Several thousand people packed into the Austin, Texas, convention center early this morning to hear what one of the most influential figures in American journalism had to say about covering the presidency of a man who has not shied away from making blunt (and often factually dubious) attacks on his industry. Baquet didn't hesitate to call Donald Trump out for his flame throwing. "I thought it was an outrageous comment—of course we're not the enemy of the American people," he said. "That one is particularly troublesome, because 'enemy of the people' is a historic term in American literature and politics, and it implies a certain attitude toward us. Hopefully it does not imply a possibility that he would actually do things" to us.
But Baquet also pointed to a silver lining from the perspective of the much-maligned "mainstream media." In the days after the election, he said, the Times was "getting criticized from the left and the right" for not realizing that Trump might win. But rather than be gracious in victory, the president-elect went on an insult offensive, describing the paper as the "failing New York Times" in a tweet that weekend. "I woke up Sunday morning," Baquet said, "and I felt like the whole tone of my emails shifted dramatically. Suddenly I started to get really supportive messages."
And it wasn't just moral support. As Baquet's interlocutor, media columnist Jim Rutenberg, put it, "Every time Trump says 'you guys suck' or 'you're the enemy,' it's like ding ding ding ding, the subscriptions go up. Then we [in the Times newsroom] talk amongst ourselves and wonder if that's a job saved or can that stave off the cuts that are coming."
It's no secret that the journalism industry is in a tough place, financially. Advertising and subscription revenue don't go nearly as far as they used to. Many outlets have had to shutter bureaus, lay off staff, merge with competitors, kill their print products, and so on. The Times itself introduced a paywall a few years ago in response to those changes.

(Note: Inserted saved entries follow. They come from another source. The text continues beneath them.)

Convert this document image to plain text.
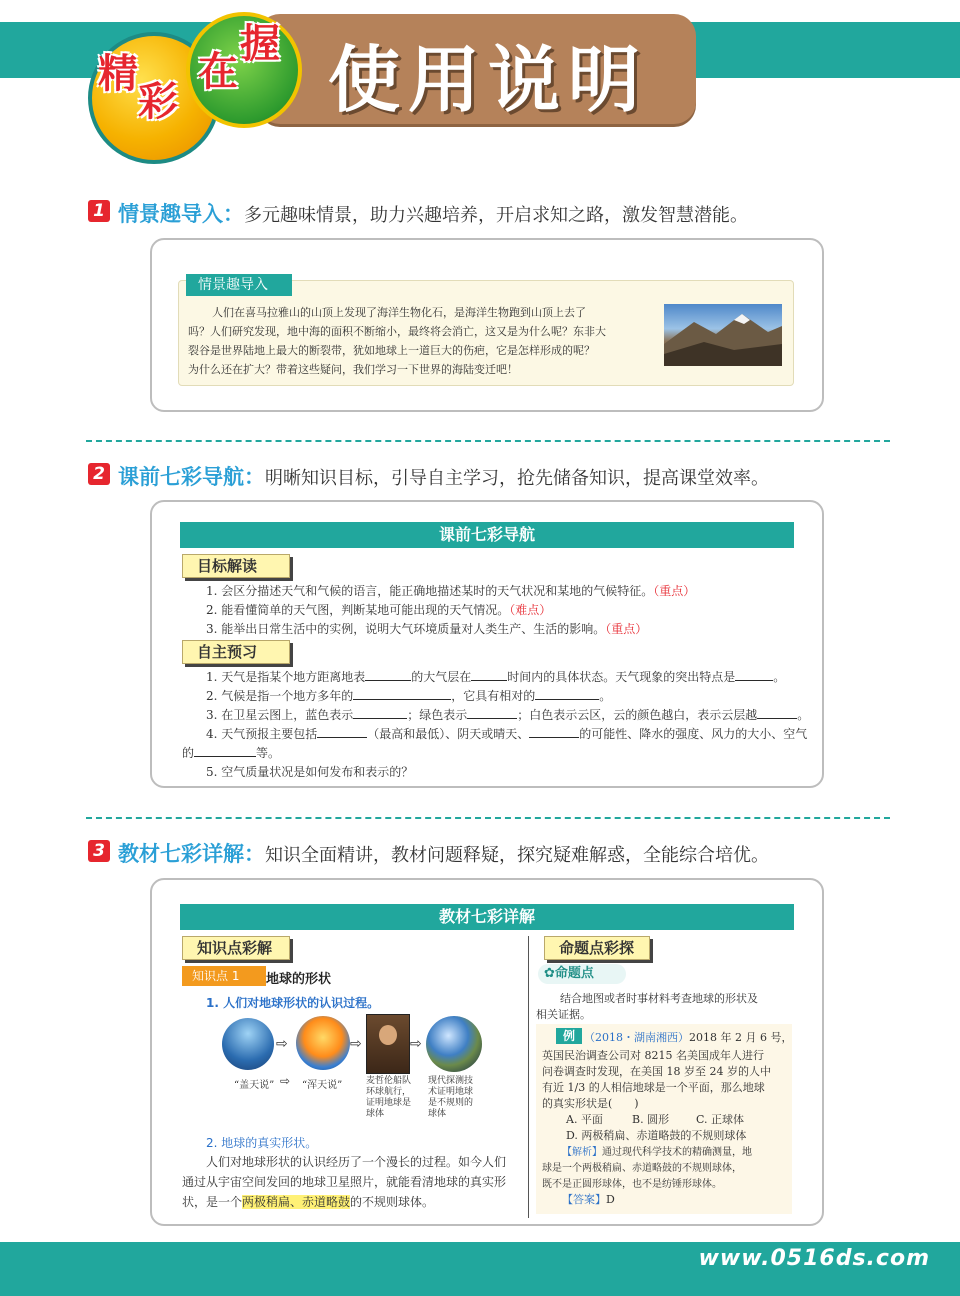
使用说明
精
彩
在
握
1 情景趣导入：多元趣味情景，助力兴趣培养，开启求知之路，激发智慧潜能。
情景趣导入
人们在喜马拉雅山的山顶上发现了海洋生物化石，是海洋生物跑到山顶上去了
吗？人们研究发现，地中海的面积不断缩小，最终将会消亡，这又是为什么呢？东非大
裂谷是世界陆地上最大的断裂带，犹如地球上一道巨大的伤疤，它是怎样形成的呢？
为什么还在扩大？带着这些疑问，我们学习一下世界的海陆变迁吧！
2 课前七彩导航：明晰知识目标，引导自主学习，抢先储备知识，提高课堂效率。
课前七彩导航
目标解读
1. 会区分描述天气和气候的语言，能正确地描述某时的天气状况和某地的气候特征。（重点）
2. 能看懂简单的天气图，判断某地可能出现的天气情况。（难点）
3. 能举出日常生活中的实例，说明大气环境质量对人类生产、生活的影响。（重点）
自主预习
1. 天气是指某个地方距离地表	的大气层在	时间内的具体状态。天气现象的突出特点是	。
2. 气候是指一个地方多年的	，它具有相对的	。
3. 在卫星云图上，蓝色表示	；绿色表示	；白色表示云区，云的颜色越白，表示云层越	。
4. 天气预报主要包括	（最高和最低）、阴天或晴天、	的可能性、降水的强度、风力的大小、空气
的	等。
5. 空气质量状况是如何发布和表示的？
3 教材七彩详解：知识全面精讲，教材问题释疑，探究疑难解惑，全能综合培优。
教材七彩详解
知识点彩解
知识点 1	地球的形状
1. 人们对地球形状的认识过程。
⇨	⇨	⇨
“盖天说” ⇨ “浑天说”	麦哲伦船队环球航行，证明地球是球体
现代探测技术证明地球是不规则的球体
2. 地球的真实形状。
人们对地球形状的认识经历了一个漫长的过程。如今人们
通过从宇宙空间发回的地球卫星照片，就能看清地球的真实形
状，是一个两极稍扁、赤道略鼓的不规则球体。
命题点彩探
✿命题点
结合地图或者时事材料考查地球的形状及
相关证据。
例 （2018・湖南湘西）2018 年 2 月 6 号，
英国民治调查公司对 8215 名美国成年人进行
问卷调查时发现，在美国 18 岁至 24 岁的人中
有近 1/3 的人相信地球是一个平面，那么地球
的真实形状是(　　)
A. 平面	B. 圆形 C. 正球体
D. 两极稍扁、赤道略鼓的不规则球体
【解析】通过现代科学技术的精确测量，地
球是一个两极稍扁、赤道略鼓的不规则球体，
既不是正圆形球体，也不是纺锤形球体。
【答案】D
www.0516ds.com
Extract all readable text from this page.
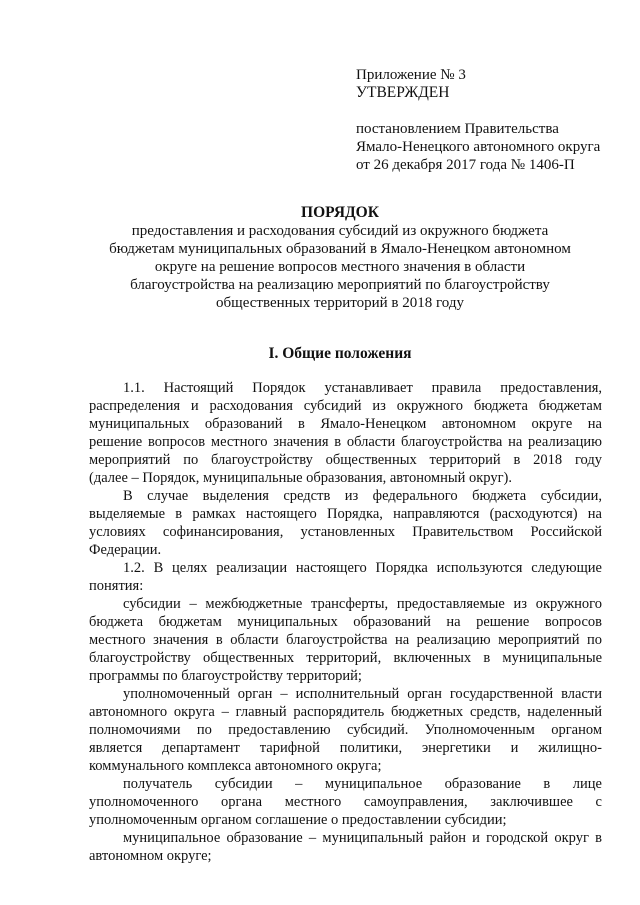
Приложение № 3
УТВЕРЖДЕН
постановлением Правительства
Ямало-Ненецкого автономного округа
от 26 декабря 2017 года № 1406-П
ПОРЯДОК
предоставления и расходования субсидий из окружного бюджета
бюджетам муниципальных образований в Ямало-Ненецком автономном
округе на решение вопросов местного значения в области
благоустройства на реализацию мероприятий по благоустройству
общественных территорий в 2018 году
I. Общие положения
1.1. Настоящий Порядок устанавливает правила предоставления,
распределения и расходования субсидий из окружного бюджета бюджетам
муниципальных образований в Ямало-Ненецком автономном округе на
решение вопросов местного значения в области благоустройства на реализацию
мероприятий по благоустройству общественных территорий в 2018 году
(далее – Порядок, муниципальные образования, автономный округ).
В случае выделения средств из федерального бюджета субсидии,
выделяемые в рамках настоящего Порядка, направляются (расходуются) на
условиях софинансирования, установленных Правительством Российской
Федерации.
1.2. В целях реализации настоящего Порядка используются следующие
понятия:
субсидии – межбюджетные трансферты, предоставляемые из окружного
бюджета бюджетам муниципальных образований на решение вопросов
местного значения в области благоустройства на реализацию мероприятий по
благоустройству общественных территорий, включенных в муниципальные
программы по благоустройству территорий;
уполномоченный орган – исполнительный орган государственной власти
автономного округа – главный распорядитель бюджетных средств, наделенный
полномочиями по предоставлению субсидий. Уполномоченным органом
является департамент тарифной политики, энергетики и жилищно-
коммунального комплекса автономного округа;
получатель субсидии – муниципальное образование в лице
уполномоченного органа местного самоуправления, заключившее с
уполномоченным органом соглашение о предоставлении субсидии;
муниципальное образование – муниципальный район и городской округ в
автономном округе;
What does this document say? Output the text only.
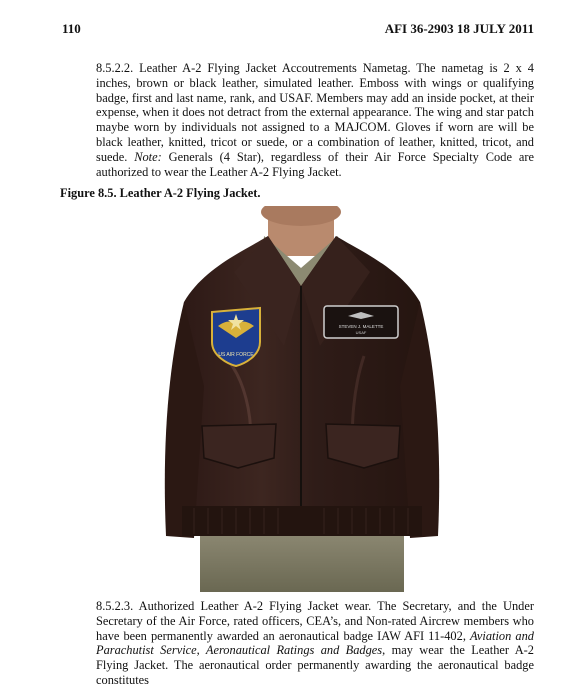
110	AFI 36-2903 18 JULY 2011

8.5.2.2. Leather A-2 Flying Jacket Accoutrements Nametag. The nametag is 2 x 4 inches, brown or black leather, simulated leather. Emboss with wings or qualifying badge, first and last name, rank, and USAF. Members may add an inside pocket, at their expense, when it does not detract from the external appearance. The wing and star patch maybe worn by individuals not assigned to a MAJCOM. Gloves if worn are will be black leather, knitted, tricot or suede, or a combination of leather, knitted, tricot, and suede. Note: Generals (4 Star), regardless of their Air Force Specialty Code are authorized to wear the Leather A-2 Flying Jacket.

Figure 8.5. Leather A-2 Flying Jacket.
US AIR FORCE
STEVEN J. MALETTE
USAF

8.5.2.3. Authorized Leather A-2 Flying Jacket wear. The Secretary, and the Under Secretary of the Air Force, rated officers, CEA’s, and Non-rated Aircrew members who have been permanently awarded an aeronautical badge IAW AFI 11-402, Aviation and Parachutist Service, Aeronautical Ratings and Badges, may wear the Leather A-2 Flying Jacket. The aeronautical order permanently awarding the aeronautical badge constitutes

But Trump's attacks are, perhaps counterintuitively, breathing new life into the institution, Baquet suggested. "I will say that something amazing has happened—the rise in digital subscriptions, the rise in audience, the literal hundreds of thousands of people who have decided to pay for The New York Times after the election," he said. "It has changed our economics, and has made it so that we have to cover the stories that those people want us to cover, and that we want to cover too."

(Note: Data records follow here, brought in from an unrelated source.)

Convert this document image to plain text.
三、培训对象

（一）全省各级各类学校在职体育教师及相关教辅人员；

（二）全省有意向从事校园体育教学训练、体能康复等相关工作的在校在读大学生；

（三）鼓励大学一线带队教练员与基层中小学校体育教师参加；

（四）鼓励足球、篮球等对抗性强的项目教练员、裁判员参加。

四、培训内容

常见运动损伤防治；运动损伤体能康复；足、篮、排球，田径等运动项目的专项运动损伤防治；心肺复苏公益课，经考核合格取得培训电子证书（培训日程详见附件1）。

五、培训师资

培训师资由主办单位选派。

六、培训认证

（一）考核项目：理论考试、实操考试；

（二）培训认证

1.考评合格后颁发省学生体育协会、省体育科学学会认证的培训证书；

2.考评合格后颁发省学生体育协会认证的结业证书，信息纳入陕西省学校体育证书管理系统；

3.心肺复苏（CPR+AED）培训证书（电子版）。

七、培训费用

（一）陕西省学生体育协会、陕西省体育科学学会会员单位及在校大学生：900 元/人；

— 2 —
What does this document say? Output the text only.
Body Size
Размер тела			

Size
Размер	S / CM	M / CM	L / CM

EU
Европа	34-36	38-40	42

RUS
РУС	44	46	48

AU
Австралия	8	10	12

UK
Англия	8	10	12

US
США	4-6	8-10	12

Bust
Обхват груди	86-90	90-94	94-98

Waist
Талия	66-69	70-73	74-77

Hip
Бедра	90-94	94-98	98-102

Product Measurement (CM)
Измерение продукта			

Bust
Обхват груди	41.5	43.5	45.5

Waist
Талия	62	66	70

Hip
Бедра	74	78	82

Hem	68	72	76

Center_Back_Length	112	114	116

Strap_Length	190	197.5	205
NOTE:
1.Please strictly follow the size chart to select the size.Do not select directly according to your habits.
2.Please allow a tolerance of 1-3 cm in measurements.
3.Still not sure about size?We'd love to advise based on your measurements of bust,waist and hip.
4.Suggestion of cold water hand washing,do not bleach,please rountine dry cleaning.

Repeatedly during the hourlong session, the newspaperman said the climate Trump is fostering of antipathy toward the press has redoubled his commitment to digging in and holding the president accountable. "We are preparing for the story of a generation," he said. "I think the next two years are going to be a historic moment in the life of news organizations. The combination of the economic realities that are forcing their way in, a president who's leading a revolution in Washington and makes this the most compelling political story since the way the United States changed after 9/11, mixed in with this whole debate about what is a journalist—there are going to be 20 books written about the next two years in American journalism."
"Yes," he continued, "I have to figure out a way to manage a changing reality in newspapers, which means The New York Times is going to be a little bit smaller. But we will do nothing to cut our ability to cover this presidency."
Baquet painted this as an almost welcome shock for an industry that has been floundering around, looking for a workable business model in the new digital age: "In comes the most compelling presidential election in a generation, and in comes the election of a president who, no matter what you think of him—and my job is not to judge his politics—is revolutionizing Washington, and is making changes that have the whole country just riveted," he said. "And suddenly our mission just got really clear. It is what it has always been…The one truly independent group that investigates the government without fear or favor is the press."
That doesn't mean the paper has to be biased, or even antagonistic, in its reporting, though. "Our job is not to be the opposition to Donald Trump," he said. "It's to cover the hell out of Donald Trump. We're supposed to cover the hell out of powerful people, and he's the most powerful man in the world."